С раннего детства, сколько он себя помнил, Сергею снились цветные сны, что говорило о нестабильности его психики и некотором ее нарушении. Особенно он любил сновидения с участием политических лидеров нашей страны и зарубежа. В свое время ему снились: Брежнев за рулем старинного обветшалого автомобиля, Черненеко в спортивных тапочках и костюме с галстуком… почему-то на уроке физкультуры в Кремле, Михаил Сергеевич Горбачев во время ампутации его пятки в зубоврачебном кресле, играющий в штандер и салочки Пельцин со своим окружением.

Сегодня же Морфей приготовил ему неожиданную встречу с Генри Киссинджером, бывшим когда-то, кажется, госсекретарем Соединенных Штатов Америки.

Киссинджер вытащил онемевшую правую руку из-под одеяла и жалобно пропищал:

– Мэгги, подай мне мой «кольт» сорок пятого калибра.

Вместо Мэгги к нему подошел Бизневский и протянул фотографию младшего Гастарбайтера.

– Кто это?!

Откуда-то появившийся Саша Либерзон в мягких плюшевых тапочках подкрался к кровати Киссинджера и предложил снять его в программе «Вести» за восемь долларов и двадцать четыре цента.

Киссинджер возмутился и начал искать по комнате свой парадный фрак для посещения, как он сказал, футбольного матча.
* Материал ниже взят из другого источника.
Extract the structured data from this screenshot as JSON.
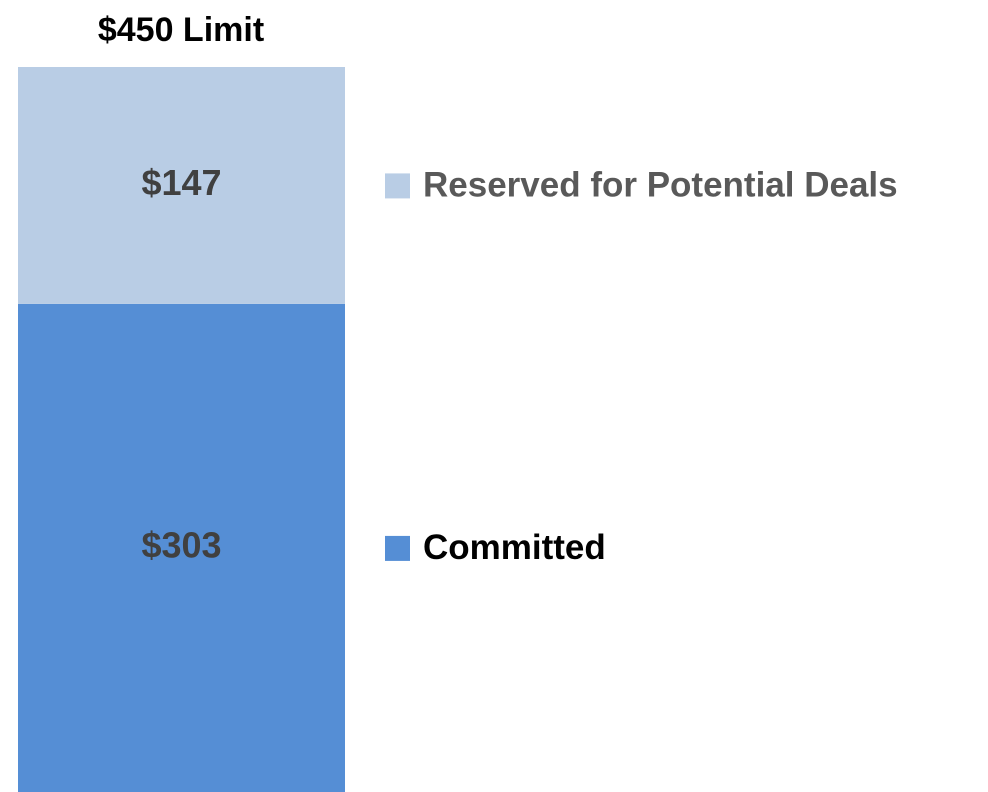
{
  "chart_data": {
    "type": "stacked_bar",
    "title": "$450 Limit",
    "series": [
      {
        "name": "Committed",
        "color": "#558ed5",
        "values": [
          303
        ],
        "value_labels": [
          "$303"
        ]
      },
      {
        "name": "Reserved for Potential Deals",
        "color": "#b9cde5",
        "values": [
          147
        ],
        "value_labels": [
          "$147"
        ]
      }
    ]
  }
}
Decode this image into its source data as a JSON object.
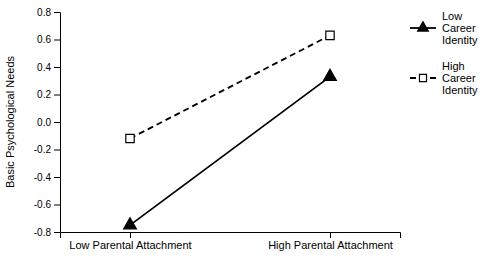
{
  "chart_data": {
    "type": "line",
    "categories": [
      "Low Parental Attachment",
      "High Parental Attachment"
    ],
    "series": [
      {
        "name": "Low\nCareer\nIdentity",
        "color": "black",
        "marker": "triangle",
        "line_style": "solid",
        "values": [
          -0.75,
          0.33
        ]
      },
      {
        "name": "High\nCareer\nIdentity",
        "color": "black",
        "marker": "open-square",
        "line_style": "dashed",
        "values": [
          -0.12,
          0.63
        ]
      }
    ],
    "ylabel": "Basic Psychological Needs",
    "ylim": [
      -0.8,
      0.8
    ],
    "yticks": [
      -0.8,
      -0.6,
      -0.4,
      -0.2,
      {
        "value": 0.0,
        "label": "0.0"
      },
      0.2,
      0.4,
      0.6,
      0.8
    ],
    "legend": "upper right",
    "grid": false
  }
}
Бизневский был категорически против, мотивируя свое мнение тем, что госсекретарь не умеет полноценно убирать мяч под себя.

Комната начала наполняться разными людьми. Среди огромной оравы темнокожих юнцов, пляшущих под ритмичные удары тамтама, особо выделялись женщины: секретарша Светлана, поэтесса Маша, девушка Лена и почему-то голая по пояс Ирина Львовна. Поймав момент, когда весь посторонний шум стих, все начали хором скандировать неизвестную доныне речевку:

– Научись, страну любя, убирать мяч под себя…

Бесконечный телефонный гвалт наяву не мог не запечатлеться в извилистых переулках памяти писателя. Во сне ему также трезвонили разные люди. Первый спросил, когда прибывает эшелон с лесом, второй поинтересовался характеристиками тайваньских электронагревателей, третий и вовсе оказался арабом. Он с акцентом сообщил, что скоро приедет вместе с другими арабами к Сергею в гости, и попросил содействия для более быстрого вступления в МППР.